Talent ou pas, Kesjàr avait de grandes chances d’aller en F1 pour la simple et bonne raison qu’il générait beaucoup d’intérêt chez les sponsors. Avec la chute du mur et la ruée vers les marchés de l’est, Kesjàr n’aurait eu aucun mal à financer un baquet de F1.

Au début des années 90, Jànos junior (fils du frère de Csaba) tente sa chance. Il fait du karting, du rallye et du drift. Mais un gros crash le dissuade de poursuivre.

La Hongrie eu finalement son pilote de F1.

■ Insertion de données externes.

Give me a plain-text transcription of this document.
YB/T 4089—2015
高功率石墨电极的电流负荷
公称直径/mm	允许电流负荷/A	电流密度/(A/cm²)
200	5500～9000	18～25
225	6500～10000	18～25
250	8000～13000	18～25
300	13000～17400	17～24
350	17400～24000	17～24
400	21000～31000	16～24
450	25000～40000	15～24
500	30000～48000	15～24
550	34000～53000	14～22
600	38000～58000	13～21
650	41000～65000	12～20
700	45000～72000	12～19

Hasard ou coïncidence, Zsolt Baumgartner a débuté en automobile, en 1997, avec Walter Leichner (mais en Formule Renault Allemande.) 5 ans plus tard, son CV est plutôt mince: en Eurocup FR, F3 Allemande, F3 Italienne et F3000, il n’a pas gagné grand chose.
En revanche, il a de nombreux sponsors et son père est alors promoteur du Grand Prix de Hongrie. 15 ans après Kesjàr, il s’offre quelques tours du Hungaroring à bord de la Jordan (facturés au prix fort.)
En 2003, il effectue d’autres tours de manège (toujours avec Jordan) lors des essais libres d’Hockenheim et de Budapest. Lors des qualifications du Grand Prix de Hongrie, l’un des pilotes Jordan, Ralph Firman Jr, se blesse. Baumgartner hérite de son baquet, puis il récidive au Grand Prix d’Italie.
Pour 2004, le Hongrois négociait un baquet à temps plein chez Jordan. Eddie Jordan préfère engager Giorgio Pantano, qui possède a priori un meilleur rapport performance/budget apporté. Baumgartner échoue chez Minardi, alors qu’il avait « vendu » un volant chez Jordan à ses sponsors, qui lui coupent les vivre. Après plusieurs courses à jouer les chicanes mobiles, il connait son jour de gloire aux Etats-Unis. En effet, grâce aux 11 abandons, il termine 8e (sur 9) et décroche un petit point.
Mais Paul Stoddart (PDG de Minardi) veut surtout de l’argent. Le Hongrois est viré en fin de saison. Après un poste honorifique (et payant) de pilote d’essai en Champ Car, en 2007, Baumgartner disparait des écrans radar.